Lebih dari 20 publisher global dan lokal, di antaranya AGI, Tencent, Garena, Agate, Megaxus, Nintendo, dan Playstation, menyampaikan pandangan teknis terkait klasifikasi usia, moderasi konten, pengendalian fitur berisiko, hingga penguatan peran orang tua dalam pengawasan penggunaan gim daring.
“Isu ruang digital, termasuk gim daring, menjadi atensi pemerintah dan publik dalam beberapa waktu terakhir. Karena itu kita perlu bergerak cepat dan terukur, tetapi tetap membuka ruang dialog dengan industri agar ekosistem digital kita aman tanpa menghambat inovasi,” ujar Direktur Jenderal (Dirjen) Pengawasan Ruang Digital Kemkomdigi, Alexander Sabar dalam keterangannya terkait audiensi dengan perwakilan asosiasi dan pelaku industri gim daring, di Jakarta, pada Kamis (13/11/2025).
Industri menyatakan siap menyesuaikan sistem dan prosedur internal mereka untuk memenuhi standar PP TUNAS, termasuk memperketat proses verifikasi usia dan meningkatkan pencegahan paparan konten berisiko tinggi. Pendekatan ini dipandang penting agar platform gim dapat memenuhi batasan regulasi sekaligus menjaga keberlanjutan inovasi.
“PP Tunas menetapkan standar keamanan minimum bagi seluruh platform digital, termasuk gim daring.

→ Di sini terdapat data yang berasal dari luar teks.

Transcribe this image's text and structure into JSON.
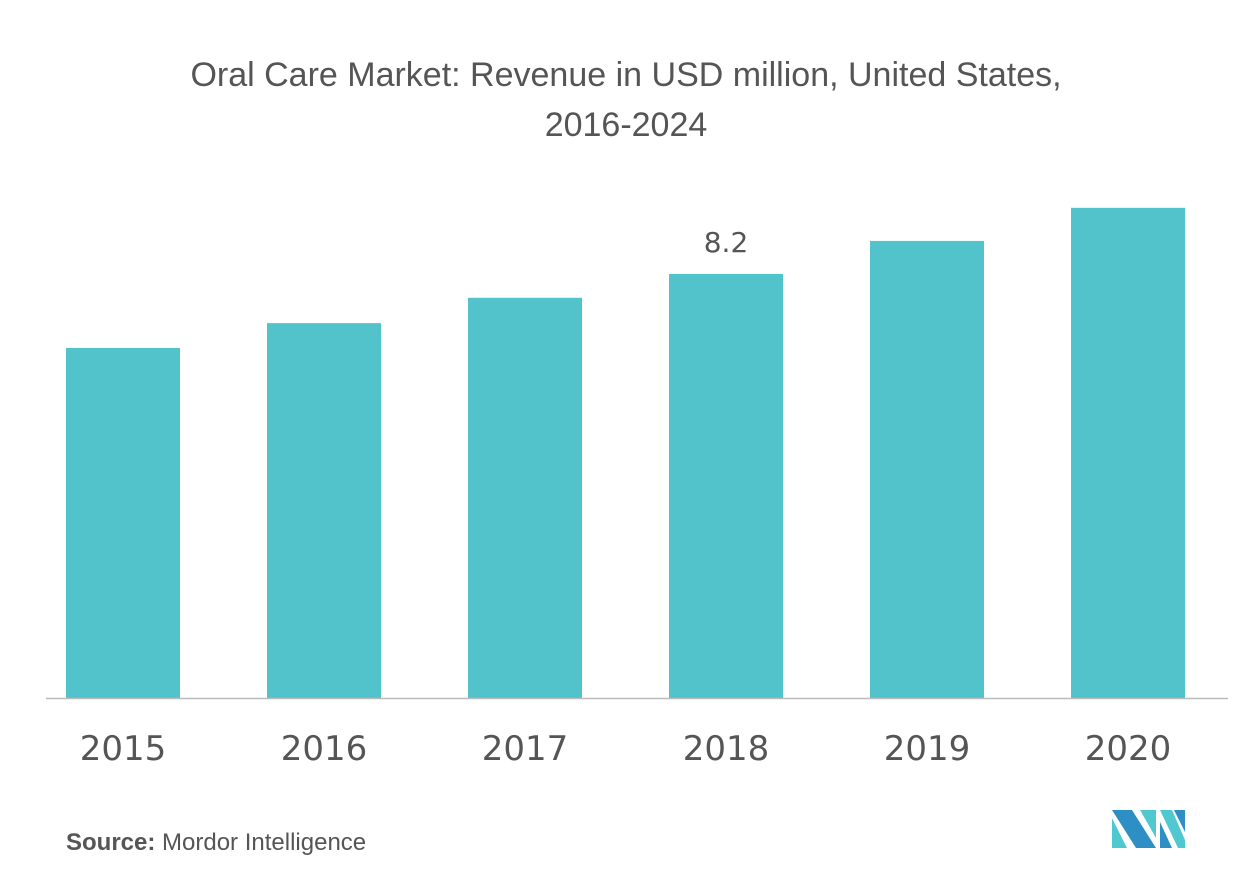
{
  "chart_data": {
    "type": "bar",
    "title": "Oral Care Market: Revenue in USD million, United States, 2016-2024",
    "categories": [
      "2015",
      "2016",
      "2017",
      "2018",
      "2019",
      "2020"
    ],
    "values": [
      6.77,
      7.25,
      7.74,
      8.2,
      8.84,
      9.48
    ],
    "data_labels": [
      null,
      null,
      null,
      "8.2",
      null,
      null
    ],
    "xlabel": "",
    "ylabel": "",
    "ylim": [
      0,
      10
    ],
    "grid": false,
    "bar_color": "#52c3ca",
    "axis_color": "#bbbbbb"
  },
  "source": {
    "label": "Source:",
    "value": "Mordor Intelligence"
  },
  "logo": {
    "colors": [
      "#2e8fc4",
      "#4fc9cf"
    ]
  }
}
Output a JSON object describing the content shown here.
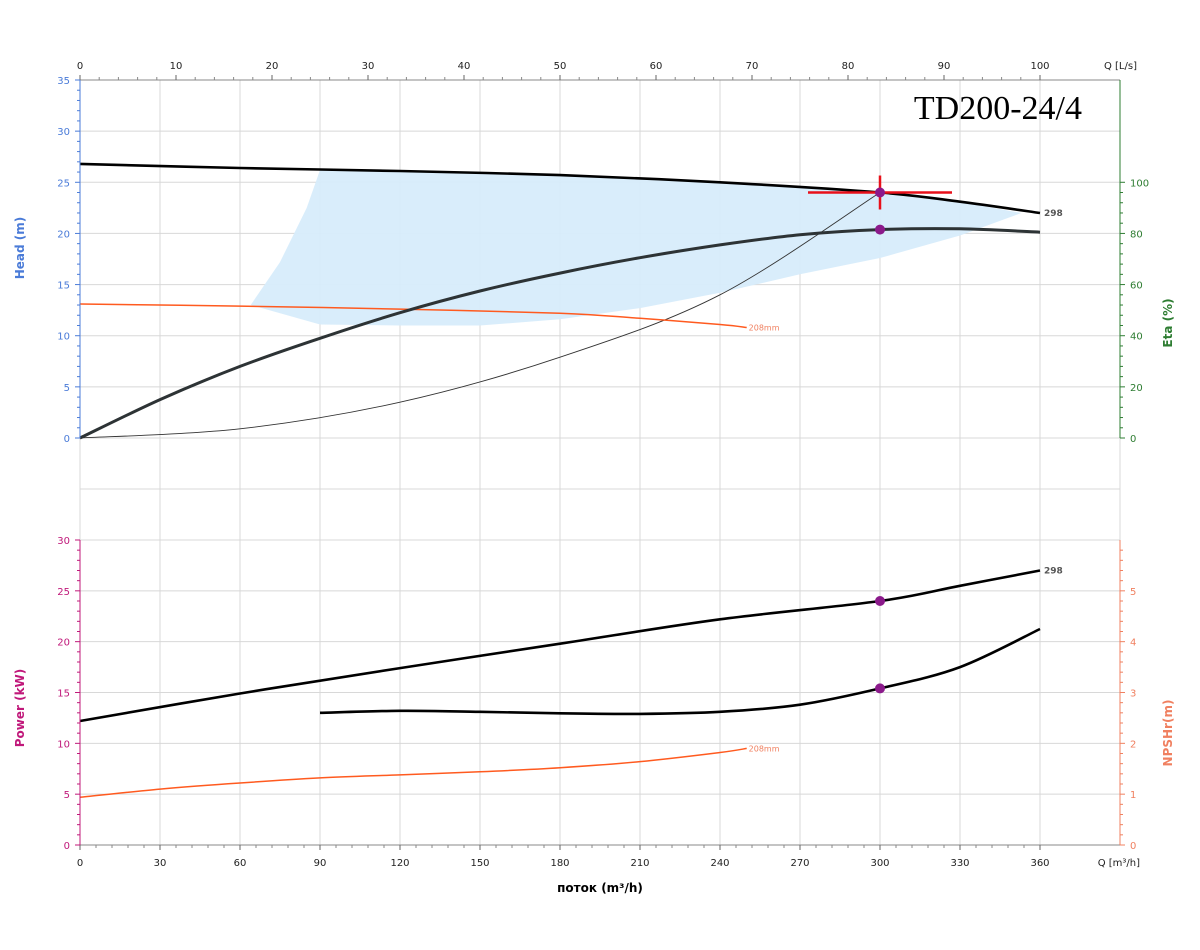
{
  "chart_data": {
    "type": "line",
    "title": "TD200-24/4",
    "colors": {
      "head_axis": "#4a7bd8",
      "eta_axis": "#2e7d32",
      "power_axis": "#c0187a",
      "npsh_axis": "#f08060",
      "curve": "#000000",
      "small_curve": "#ff5a1f",
      "region": "#d7ecfb",
      "marker": "#8b1a8b",
      "cross": "#e8101a",
      "grid": "#d8d8d8"
    },
    "x_axis_top": {
      "label": "Q [L/s]",
      "ticks": [
        "0",
        "10",
        "20",
        "30",
        "40",
        "50",
        "60",
        "70",
        "80",
        "90",
        "100"
      ],
      "range": [
        0,
        100
      ]
    },
    "x_axis_bottom": {
      "label": "Q [m³/h]",
      "title": "поток (m³/h)",
      "ticks": [
        "0",
        "30",
        "60",
        "90",
        "120",
        "150",
        "180",
        "210",
        "240",
        "270",
        "300",
        "330",
        "360"
      ],
      "range": [
        0,
        360
      ]
    },
    "head_panel": {
      "ylabel_left": "Head (m)",
      "ylabel_right": "Eta (%)",
      "left_ticks": [
        "0",
        "5",
        "10",
        "15",
        "20",
        "25",
        "30",
        "35"
      ],
      "left_range": [
        0,
        35
      ],
      "right_ticks": [
        "0",
        "20",
        "40",
        "60",
        "80",
        "100"
      ],
      "right_range": [
        0,
        140
      ],
      "curve_label": "298",
      "small_label": "208mm",
      "head_298": [
        [
          0,
          26.8
        ],
        [
          60,
          26.4
        ],
        [
          120,
          26.1
        ],
        [
          180,
          25.7
        ],
        [
          240,
          25.0
        ],
        [
          300,
          24.0
        ],
        [
          330,
          23.1
        ],
        [
          360,
          22.0
        ]
      ],
      "eta_298": [
        [
          0,
          0
        ],
        [
          30,
          15
        ],
        [
          60,
          28
        ],
        [
          90,
          39
        ],
        [
          120,
          49
        ],
        [
          150,
          57.5
        ],
        [
          180,
          64.5
        ],
        [
          210,
          70.5
        ],
        [
          240,
          75.5
        ],
        [
          270,
          79.5
        ],
        [
          300,
          81.5
        ],
        [
          330,
          81.8
        ],
        [
          360,
          80.5
        ]
      ],
      "head_208": [
        [
          0,
          13.1
        ],
        [
          60,
          12.9
        ],
        [
          120,
          12.6
        ],
        [
          180,
          12.2
        ],
        [
          210,
          11.7
        ],
        [
          240,
          11.1
        ],
        [
          250,
          10.8
        ]
      ],
      "system_curve_head": [
        [
          0,
          0
        ],
        [
          60,
          0.9
        ],
        [
          120,
          3.5
        ],
        [
          180,
          7.9
        ],
        [
          240,
          14.0
        ],
        [
          300,
          24.0
        ]
      ],
      "operating_point": {
        "q": 300,
        "head": 24.0,
        "eta": 81.5
      },
      "region_upper": [
        [
          90,
          26.2
        ],
        [
          150,
          25.9
        ],
        [
          210,
          25.4
        ],
        [
          270,
          24.6
        ],
        [
          330,
          23.1
        ],
        [
          353,
          22.0
        ]
      ],
      "region_lower": [
        [
          353,
          22.0
        ],
        [
          330,
          19.8
        ],
        [
          300,
          17.6
        ],
        [
          270,
          16.0
        ],
        [
          240,
          14.2
        ],
        [
          210,
          12.7
        ],
        [
          180,
          11.6
        ],
        [
          150,
          11.0
        ],
        [
          120,
          11.0
        ],
        [
          90,
          11.1
        ],
        [
          64,
          13.0
        ],
        [
          75,
          17.2
        ],
        [
          85,
          22.5
        ],
        [
          90,
          26.2
        ]
      ]
    },
    "power_panel": {
      "ylabel_left": "Power (kW)",
      "ylabel_right": "NPSHr(m)",
      "left_ticks": [
        "0",
        "5",
        "10",
        "15",
        "20",
        "25",
        "30"
      ],
      "left_range": [
        0,
        30
      ],
      "right_ticks": [
        "0",
        "1",
        "2",
        "3",
        "4",
        "5"
      ],
      "right_range": [
        0,
        6
      ],
      "curve_label": "298",
      "small_label": "208mm",
      "power_298": [
        [
          0,
          12.2
        ],
        [
          60,
          14.9
        ],
        [
          120,
          17.4
        ],
        [
          180,
          19.8
        ],
        [
          240,
          22.2
        ],
        [
          300,
          24.0
        ],
        [
          330,
          25.5
        ],
        [
          360,
          27.0
        ]
      ],
      "npsh_298": [
        [
          90,
          2.6
        ],
        [
          120,
          2.64
        ],
        [
          150,
          2.62
        ],
        [
          180,
          2.59
        ],
        [
          210,
          2.58
        ],
        [
          240,
          2.62
        ],
        [
          270,
          2.76
        ],
        [
          300,
          3.08
        ],
        [
          330,
          3.5
        ],
        [
          360,
          4.25
        ]
      ],
      "power_208": [
        [
          0,
          4.7
        ],
        [
          30,
          5.5
        ],
        [
          60,
          6.1
        ],
        [
          90,
          6.6
        ],
        [
          120,
          6.9
        ],
        [
          150,
          7.2
        ],
        [
          180,
          7.6
        ],
        [
          210,
          8.2
        ],
        [
          240,
          9.1
        ],
        [
          250,
          9.5
        ]
      ],
      "operating_point": {
        "q": 300,
        "power": 24.0,
        "npsh": 3.08
      }
    }
  }
}
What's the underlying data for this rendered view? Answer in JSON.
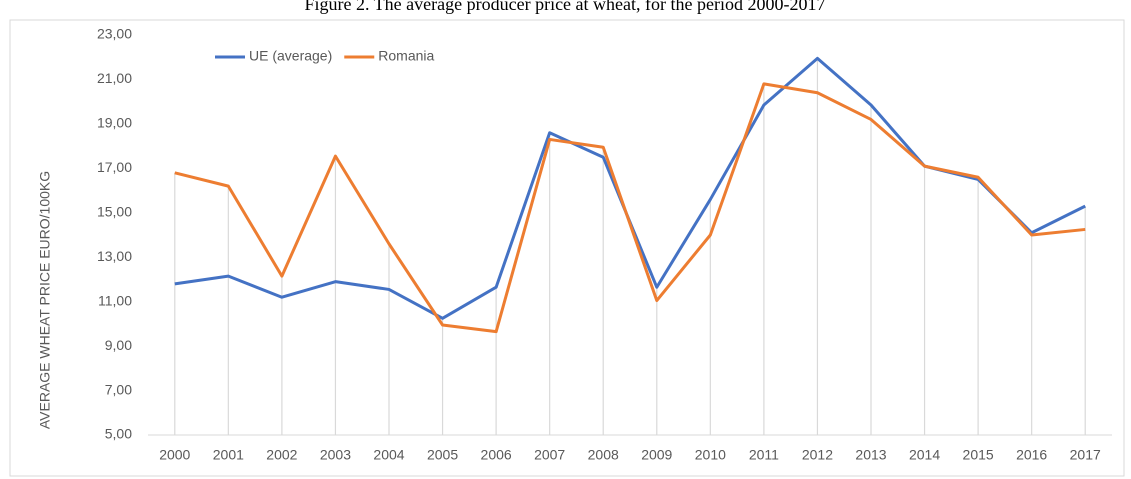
{
  "chart_data": {
    "type": "line",
    "title": "Figure 2. The average producer price at wheat, for the period 2000-2017",
    "y_label": "AVERAGE WHEAT PRICE EURO/100KG",
    "categories": [
      "2000",
      "2001",
      "2002",
      "2003",
      "2004",
      "2005",
      "2006",
      "2007",
      "2008",
      "2009",
      "2010",
      "2011",
      "2012",
      "2013",
      "2014",
      "2015",
      "2016",
      "2017"
    ],
    "series": [
      {
        "name": "UE (average)",
        "color": "#4472c4",
        "values": [
          11.8,
          12.15,
          11.2,
          11.9,
          11.55,
          10.25,
          11.65,
          18.6,
          17.5,
          11.65,
          15.6,
          19.85,
          21.95,
          19.85,
          17.1,
          16.5,
          14.1,
          15.3
        ]
      },
      {
        "name": "Romania",
        "color": "#ed7d31",
        "values": [
          16.8,
          16.2,
          12.15,
          17.55,
          13.6,
          9.95,
          9.65,
          18.3,
          17.95,
          11.05,
          14.0,
          20.8,
          20.4,
          19.2,
          17.1,
          16.6,
          14.0,
          14.25
        ]
      }
    ],
    "ylim": [
      5,
      23
    ],
    "yticks": [
      {
        "value": 5,
        "label": "5,00"
      },
      {
        "value": 7,
        "label": "7,00"
      },
      {
        "value": 9,
        "label": "9,00"
      },
      {
        "value": 11,
        "label": "11,00"
      },
      {
        "value": 13,
        "label": "13,00"
      },
      {
        "value": 15,
        "label": "15,00"
      },
      {
        "value": 17,
        "label": "17,00"
      },
      {
        "value": 19,
        "label": "19,00"
      },
      {
        "value": 21,
        "label": "21,00"
      },
      {
        "value": 23,
        "label": "23,00"
      }
    ],
    "drop_lines": true,
    "legend": "top-left"
  }
}
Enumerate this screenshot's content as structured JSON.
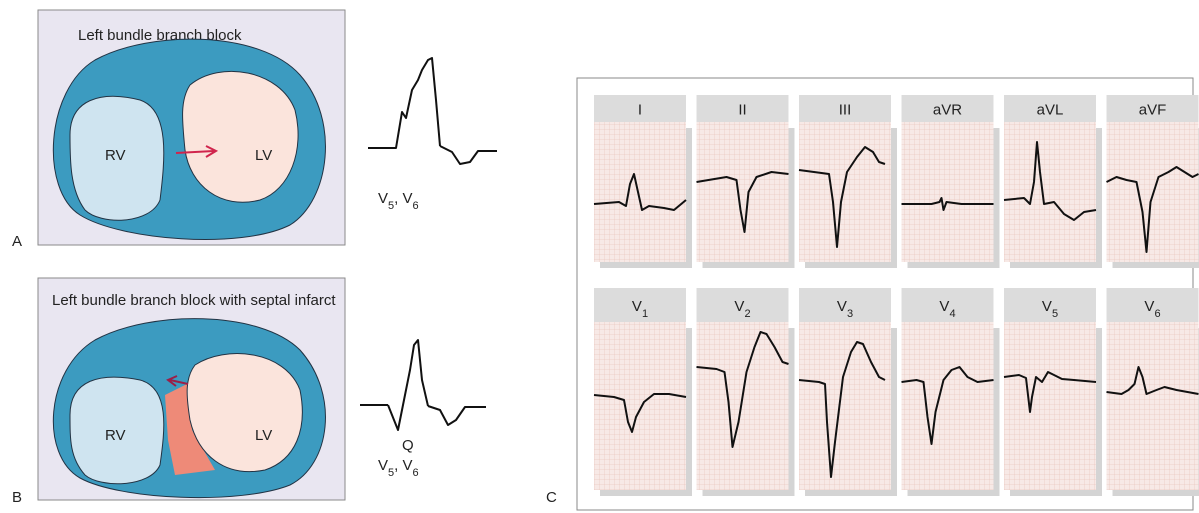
{
  "panel_a": {
    "letter": "A",
    "title": "Left bundle branch block",
    "rv": "RV",
    "lv": "LV",
    "leads": [
      {
        "text": "V",
        "sub": "5"
      },
      {
        "text": "V",
        "sub": "6"
      }
    ],
    "separator": ", "
  },
  "panel_b": {
    "letter": "B",
    "title": "Left bundle branch block with septal infarct",
    "rv": "RV",
    "lv": "LV",
    "q": "Q",
    "leads": [
      {
        "text": "V",
        "sub": "5"
      },
      {
        "text": "V",
        "sub": "6"
      }
    ],
    "separator": ", "
  },
  "panel_c": {
    "letter": "C",
    "leads": [
      {
        "text": "I"
      },
      {
        "text": "II"
      },
      {
        "text": "III"
      },
      {
        "text": "aVR"
      },
      {
        "text": "aVL"
      },
      {
        "text": "aVF"
      },
      {
        "text": "V",
        "sub": "1"
      },
      {
        "text": "V",
        "sub": "2"
      },
      {
        "text": "V",
        "sub": "3"
      },
      {
        "text": "V",
        "sub": "4"
      },
      {
        "text": "V",
        "sub": "5"
      },
      {
        "text": "V",
        "sub": "6"
      }
    ]
  }
}
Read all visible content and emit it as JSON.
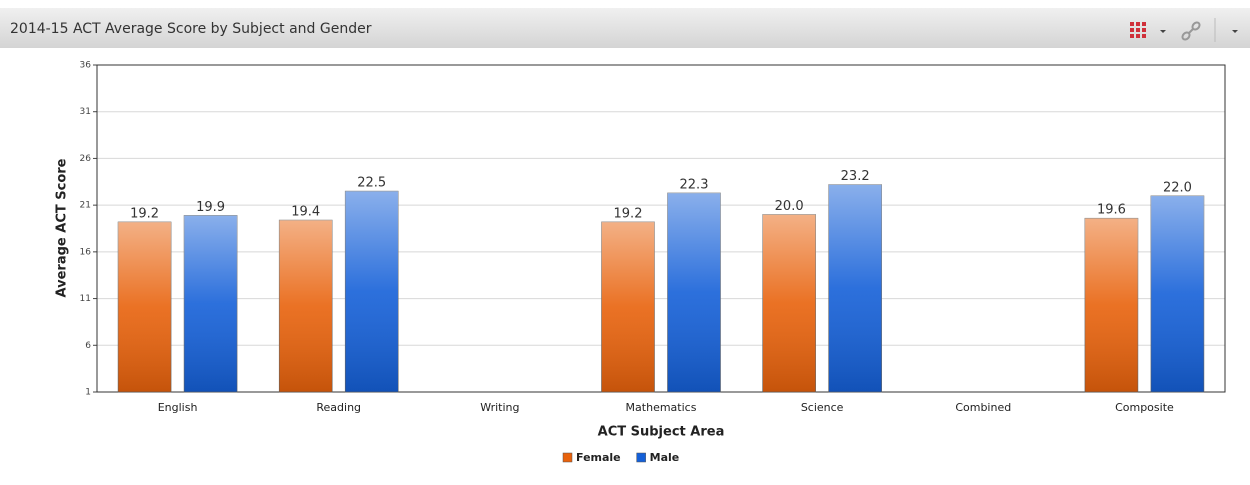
{
  "chart_data": {
    "type": "bar",
    "title": "2014-15 ACT Average Score by Subject and Gender",
    "x_label": "ACT Subject Area",
    "y_label": "Average ACT Score",
    "categories": [
      "English",
      "Reading",
      "Writing",
      "Mathematics",
      "Science",
      "Combined",
      "Composite"
    ],
    "series": [
      {
        "name": "Female",
        "color": "#e8620c",
        "values": [
          19.2,
          19.4,
          null,
          19.2,
          20.0,
          null,
          19.6
        ],
        "value_labels": [
          "19.2",
          "19.4",
          null,
          "19.2",
          "20.0",
          null,
          "19.6"
        ]
      },
      {
        "name": "Male",
        "color": "#1560d8",
        "values": [
          19.9,
          22.5,
          null,
          22.3,
          23.2,
          null,
          22.0
        ],
        "value_labels": [
          "19.9",
          "22.5",
          null,
          "22.3",
          "23.2",
          null,
          "22.0"
        ]
      }
    ],
    "ylim": [
      1,
      36
    ],
    "yticks": [
      1,
      6,
      11,
      16,
      21,
      26,
      31,
      36
    ],
    "grid": true,
    "legend": "bottom"
  }
}
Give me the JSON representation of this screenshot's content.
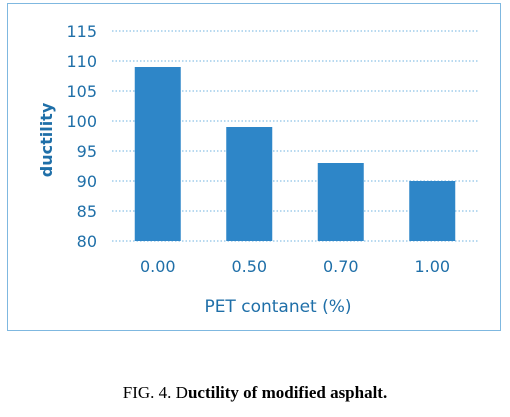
{
  "chart_data": {
    "type": "bar",
    "categories": [
      "0.00",
      "0.50",
      "0.70",
      "1.00"
    ],
    "values": [
      109,
      99,
      93,
      90
    ],
    "xlabel": "PET contanet (%)",
    "ylabel": "ductility",
    "ylim": [
      80,
      115
    ],
    "yticks": [
      "80",
      "85",
      "90",
      "95",
      "100",
      "105",
      "110",
      "115"
    ],
    "grid": true,
    "colors": {
      "bar": "#2e86c8",
      "grid": "#6fb3e0",
      "text": "#1f6fa8"
    }
  },
  "caption": {
    "prefix": "FIG. 4. D",
    "rest": "uctility of modified asphalt."
  }
}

Mulai dari verifikasi usia, pembatasan akses fitur berisiko tinggi, hingga moderasi konten. Semua ini adalah fondasi agar ruang digital tetap aman dan layak bagi anak,” jelas Alexander.
Ia menilai bahwa penyesuaian industri harus berjalan paralel dengan Indonesia Game Rating System (IGRS) yang berfungsi sebagai pedoman teknis klasifikasi gim. Harmonisasi keduanya diharapkan menghilangkan tumpang tindih aturan dan memperjelas kewajiban penyelenggara sistem elektronik.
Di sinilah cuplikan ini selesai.